Ruben Brown

No. 74, 79
- Position: Guard

Personal information
- Born: February 13, 1972 (age 54) Englewood, New Jersey, U.S.
- Listed height: 6 ft 3 in (1.91 m)
- Listed weight: 300 lb (136 kg)

Career information
- High school: Glass (Lynchburg, Virginia)
- College: Pittsburgh
- NFL draft: 1995: 1st round, 14th overall pick

Career history
- Buffalo Bills (1995–2003); Chicago Bears (2004–2007);

Awards and highlights
- 4× Second-team All-Pro (1998–2000, 2002); 9× Pro Bowl (1996–2003, 2006); PFWA All-Rookie Team (1995); Buffalo Bills 50th Anniversary Team; 3× All-Big East (1992–1994);

Career NFL statistics
- Games played: 181
- Games started: 181
- Fumble recoveries: 2
- Stats at Pro Football Reference
- College Football Hall of Fame

= Ruben Brown =

American football player (born 1972)

Ruben Parnell Brown (born February 13, 1972) is an American former professional football player who was a guard for 13 seasons in the National Football League (NFL). He played college football for the Pittsburgh Panthers. He was selected by the Buffalo Bills 14th overall in the 1995 NFL draft.
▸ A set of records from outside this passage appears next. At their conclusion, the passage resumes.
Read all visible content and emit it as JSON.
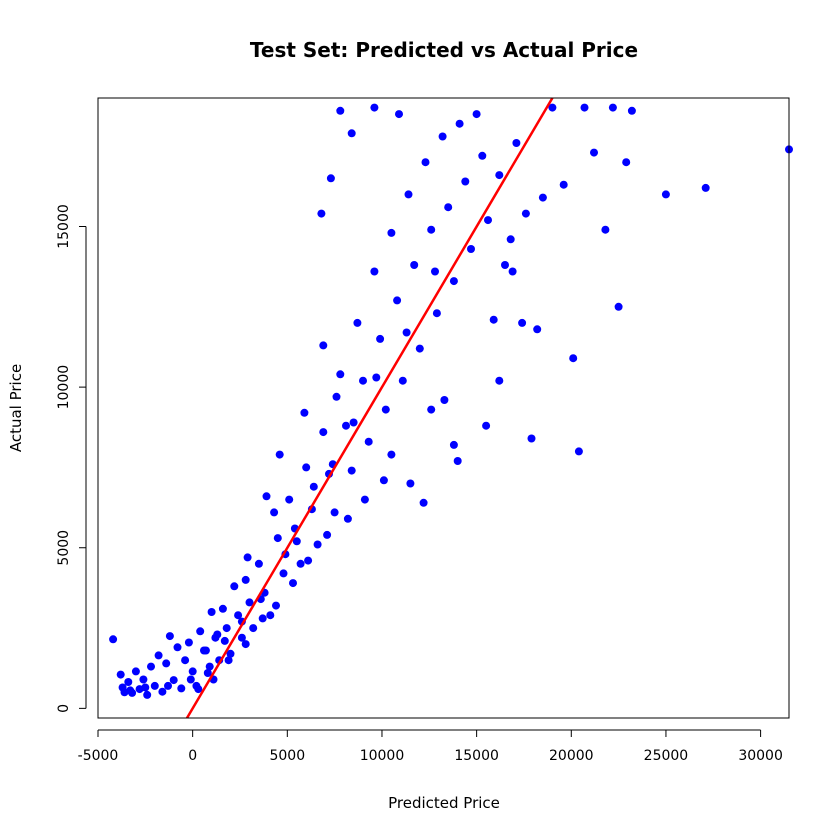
{
  "chart_data": {
    "type": "scatter",
    "title": "Test Set: Predicted vs Actual Price",
    "xlabel": "Predicted Price",
    "ylabel": "Actual Price",
    "xlim": [
      -5000,
      31500
    ],
    "ylim": [
      -300,
      19000
    ],
    "x_ticks": [
      -5000,
      0,
      5000,
      10000,
      15000,
      20000,
      25000,
      30000
    ],
    "x_tick_labels": [
      "-5000",
      "0",
      "5000",
      "10000",
      "15000",
      "20000",
      "25000",
      "30000"
    ],
    "y_ticks": [
      0,
      5000,
      10000,
      15000
    ],
    "y_tick_labels": [
      "0",
      "5000",
      "10000",
      "15000"
    ],
    "grid": false,
    "legend": "none",
    "colors": {
      "points": "#0000ff",
      "reference_line": "#ff0000"
    },
    "reference_line": {
      "label": "",
      "slope": 1,
      "intercept": 0
    },
    "series": [
      {
        "values": [
          [
            -4200,
            2150
          ],
          [
            -3800,
            1050
          ],
          [
            -3700,
            650
          ],
          [
            -3600,
            500
          ],
          [
            -3400,
            820
          ],
          [
            -3200,
            480
          ],
          [
            -3000,
            1150
          ],
          [
            -2800,
            600
          ],
          [
            -2600,
            900
          ],
          [
            -2400,
            420
          ],
          [
            -2200,
            1300
          ],
          [
            -2000,
            700
          ],
          [
            -1800,
            1650
          ],
          [
            -1600,
            520
          ],
          [
            -1400,
            1400
          ],
          [
            -1200,
            2250
          ],
          [
            -1000,
            880
          ],
          [
            -800,
            1900
          ],
          [
            -600,
            620
          ],
          [
            -400,
            1500
          ],
          [
            -200,
            2050
          ],
          [
            0,
            1150
          ],
          [
            200,
            700
          ],
          [
            400,
            2400
          ],
          [
            600,
            1800
          ],
          [
            800,
            1100
          ],
          [
            1000,
            3000
          ],
          [
            1200,
            2200
          ],
          [
            1400,
            1500
          ],
          [
            1600,
            3100
          ],
          [
            1800,
            2500
          ],
          [
            2000,
            1700
          ],
          [
            2200,
            3800
          ],
          [
            2400,
            2900
          ],
          [
            2600,
            2200
          ],
          [
            2800,
            4000
          ],
          [
            3000,
            3300
          ],
          [
            3200,
            2500
          ],
          [
            3500,
            4500
          ],
          [
            3800,
            3600
          ],
          [
            4100,
            2900
          ],
          [
            4300,
            6100
          ],
          [
            4500,
            5300
          ],
          [
            4800,
            4200
          ],
          [
            5100,
            6500
          ],
          [
            5400,
            5600
          ],
          [
            5700,
            4500
          ],
          [
            6000,
            7500
          ],
          [
            6300,
            6200
          ],
          [
            6600,
            5100
          ],
          [
            6900,
            8600
          ],
          [
            7200,
            7300
          ],
          [
            7500,
            6100
          ],
          [
            7800,
            10400
          ],
          [
            8100,
            8800
          ],
          [
            8400,
            7400
          ],
          [
            8700,
            12000
          ],
          [
            9000,
            10200
          ],
          [
            9300,
            8300
          ],
          [
            9600,
            13600
          ],
          [
            9900,
            11500
          ],
          [
            10200,
            9300
          ],
          [
            10500,
            14800
          ],
          [
            10800,
            12700
          ],
          [
            11100,
            10200
          ],
          [
            11400,
            16000
          ],
          [
            11700,
            13800
          ],
          [
            12000,
            11200
          ],
          [
            12300,
            17000
          ],
          [
            12600,
            14900
          ],
          [
            12900,
            12300
          ],
          [
            13200,
            17800
          ],
          [
            13500,
            15600
          ],
          [
            13800,
            13300
          ],
          [
            14100,
            18200
          ],
          [
            14400,
            16400
          ],
          [
            14700,
            14300
          ],
          [
            15000,
            18500
          ],
          [
            15300,
            17200
          ],
          [
            15600,
            15200
          ],
          [
            15900,
            12100
          ],
          [
            16200,
            16600
          ],
          [
            16500,
            13800
          ],
          [
            16800,
            14600
          ],
          [
            17100,
            17600
          ],
          [
            17400,
            12000
          ],
          [
            17900,
            8400
          ],
          [
            18500,
            15900
          ],
          [
            19000,
            18700
          ],
          [
            19600,
            16300
          ],
          [
            20100,
            10900
          ],
          [
            20400,
            8000
          ],
          [
            20700,
            18700
          ],
          [
            21200,
            17300
          ],
          [
            21800,
            14900
          ],
          [
            22200,
            18700
          ],
          [
            22500,
            12500
          ],
          [
            22900,
            17000
          ],
          [
            23200,
            18600
          ],
          [
            25000,
            16000
          ],
          [
            27100,
            16200
          ],
          [
            31500,
            17400
          ],
          [
            7800,
            18600
          ],
          [
            8400,
            17900
          ],
          [
            7300,
            16500
          ],
          [
            6800,
            15400
          ],
          [
            9600,
            18700
          ],
          [
            10900,
            18500
          ],
          [
            13800,
            8200
          ],
          [
            12600,
            9300
          ],
          [
            11500,
            7000
          ],
          [
            10500,
            7900
          ],
          [
            12200,
            6400
          ],
          [
            13300,
            9600
          ],
          [
            7600,
            9700
          ],
          [
            6900,
            11300
          ],
          [
            5900,
            9200
          ],
          [
            4600,
            7900
          ],
          [
            3900,
            6600
          ],
          [
            2900,
            4700
          ],
          [
            1300,
            2300
          ],
          [
            700,
            1800
          ],
          [
            -100,
            900
          ],
          [
            -1300,
            700
          ],
          [
            -2500,
            650
          ],
          [
            -3300,
            560
          ],
          [
            14000,
            7700
          ],
          [
            15500,
            8800
          ],
          [
            16200,
            10200
          ],
          [
            18200,
            11800
          ],
          [
            16900,
            13600
          ],
          [
            17600,
            15400
          ],
          [
            12800,
            13600
          ],
          [
            11300,
            11700
          ],
          [
            9700,
            10300
          ],
          [
            8500,
            8900
          ],
          [
            7400,
            7600
          ],
          [
            6400,
            6900
          ],
          [
            5500,
            5200
          ],
          [
            4900,
            4800
          ],
          [
            3600,
            3400
          ],
          [
            2600,
            2700
          ],
          [
            1700,
            2100
          ],
          [
            900,
            1300
          ],
          [
            10100,
            7100
          ],
          [
            9100,
            6500
          ],
          [
            8200,
            5900
          ],
          [
            7100,
            5400
          ],
          [
            6100,
            4600
          ],
          [
            5300,
            3900
          ],
          [
            4400,
            3200
          ],
          [
            3700,
            2800
          ],
          [
            2800,
            2000
          ],
          [
            1900,
            1500
          ],
          [
            1100,
            900
          ],
          [
            300,
            600
          ]
        ]
      }
    ]
  }
}
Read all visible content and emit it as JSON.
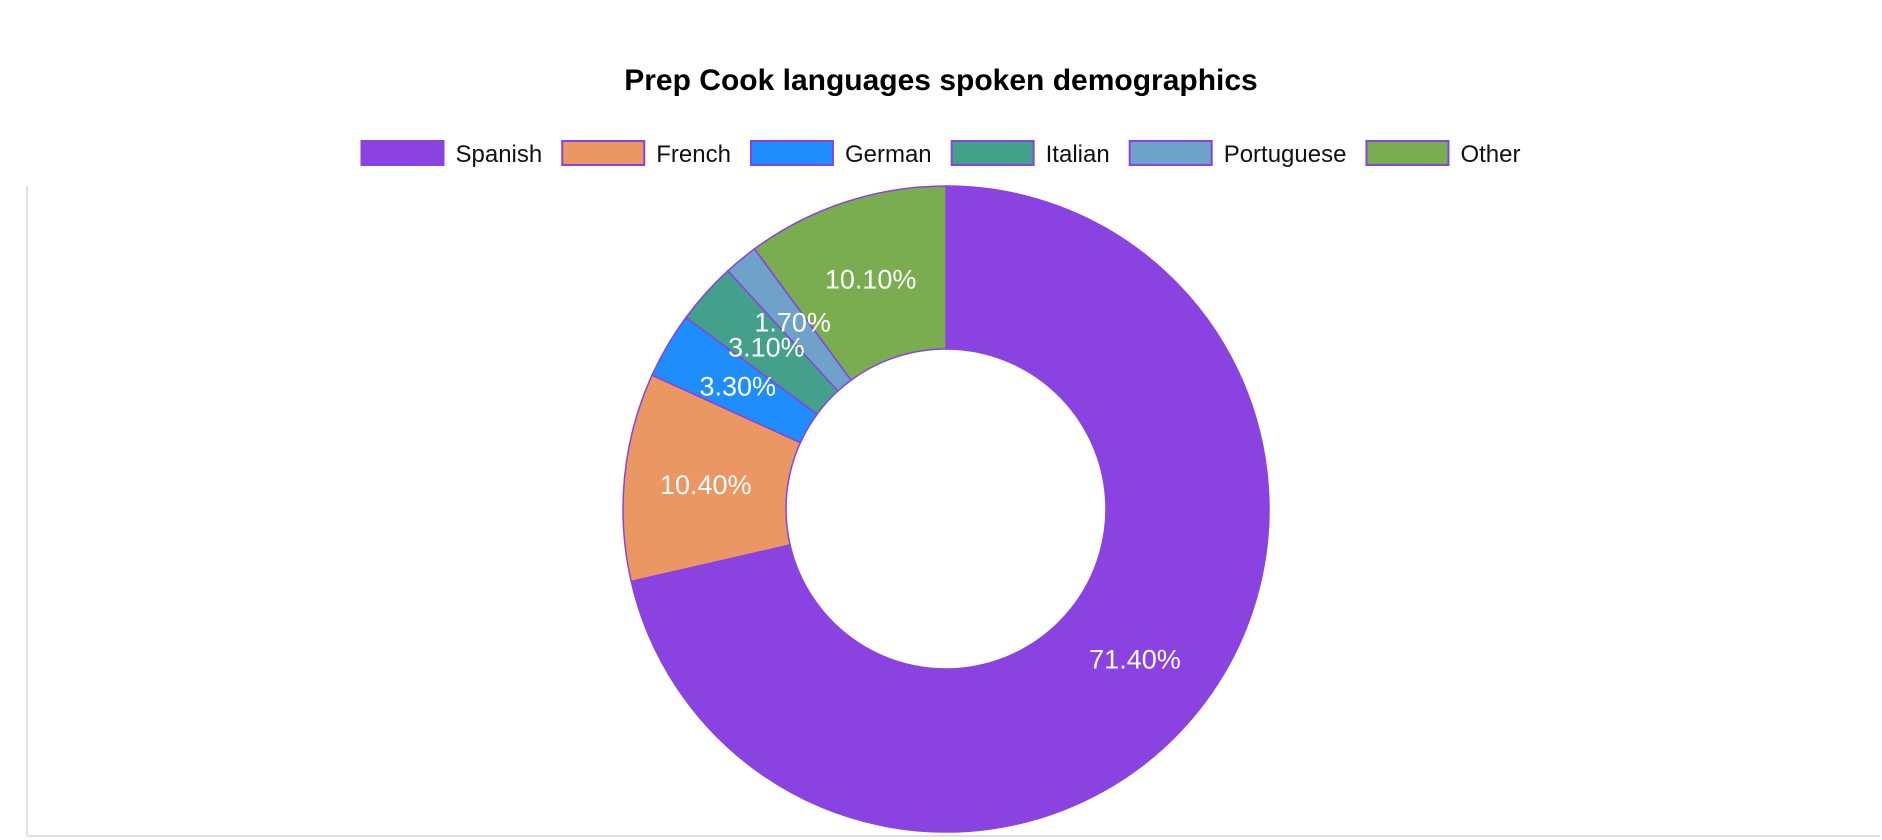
{
  "chart_data": {
    "type": "pie",
    "variant": "donut",
    "title": "Prep Cook languages spoken demographics",
    "legend_position": "top",
    "start_angle_deg": 0,
    "direction": "clockwise",
    "slice_border_color": "#8a42e0",
    "slices": [
      {
        "label": "Spanish",
        "value": 71.4,
        "value_label": "71.40%",
        "color": "#8a42e0"
      },
      {
        "label": "French",
        "value": 10.4,
        "value_label": "10.40%",
        "color": "#ea9764"
      },
      {
        "label": "German",
        "value": 3.3,
        "value_label": "3.30%",
        "color": "#1f8efc"
      },
      {
        "label": "Italian",
        "value": 3.1,
        "value_label": "3.10%",
        "color": "#43a08a"
      },
      {
        "label": "Portuguese",
        "value": 1.7,
        "value_label": "1.70%",
        "color": "#6ea2c8"
      },
      {
        "label": "Other",
        "value": 10.1,
        "value_label": "10.10%",
        "color": "#7aad4f"
      }
    ]
  }
}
Brown played nine seasons for the Bills and four more for the Chicago Bears, starting all 181 games in which he played. He was a four-time All-Pro and nine-time Pro Bowl selection, including eight consecutive Pro Bowl selections with the Bills from 1996 to 2003. He is the older brother of former NFL linebacker Cornell Brown.

Brown attended E. C. Glass High School in Lynchburg, Virginia.

==Professional career==

Pre-draft measurables
| Height | Weight | Arm length | Hand span | 40-yard dash | 10-yard split | 20-yard split | 20-yard shuttle | Vertical jump | Broad jump | Bench press |
|---|---|---|---|---|---|---|---|---|---|---|
| 6 ft 3+1⁄8 in (1.91 m) | 304 lb (138 kg) | 34+1⁄2 in (0.88 m) | 9+1⁄4 in (0.23 m) | 5.48 s | 2.00 s | 3.20 s | 4.72 s | 27.0 in (0.69 m) | 8 ft 10 in (2.69 m) | 22 reps |

===Buffalo Bills===
Brown was the starting left guard for the Buffalo Bills, where he was named to eight consecutive AFC Pro Bowl teams from to . He was also a four-time 2nd-team All-Pro. Brown was a three-time nominee for the Walter Payton NFL Man of the Year Award during his tenure with Buffalo.

===Chicago Bears===
Brown signed with the Chicago Bears in 2004, but only started in nine games due to injuries. He had a revival in his career in the 2006 season after the Bears made Super Bowl XLI, and was named to the 2007 Pro Bowl. In 2007, Brown played in eight games before being placed on injured reserve by the Bears on November 8, 2007, due to an injured shoulder.

Brown became a free agent after the 2007 season. He expressed interest in returning to Chicago, commenting his three-year stint with the Bears rejuvenated his career. The Bears did not re-sign Brown.

===Retirement===
After spending the 2008 season out of football, Brown officially announced his retirement on February 2, 2009. When Brown retired, he was one of nine guards to be named to the Pro Bowl nine times in a career.

===Broadcasting career===
Brown currently co-hosts The Enforcers, a weekly television show in Buffalo, NY, with former Buffalo Sabres player Rob Ray. Brown is also a regular pundit on Canadian talkshow "Off the Record", which airs on TSN. He also served as an analyst for the syndication network broadcasting the Fall Experimental Football League.

Brown has co-hosted, along with Mike Catalana, Bills Tonight, the Bills' official weekly post game on MSG Western New York, since 2016.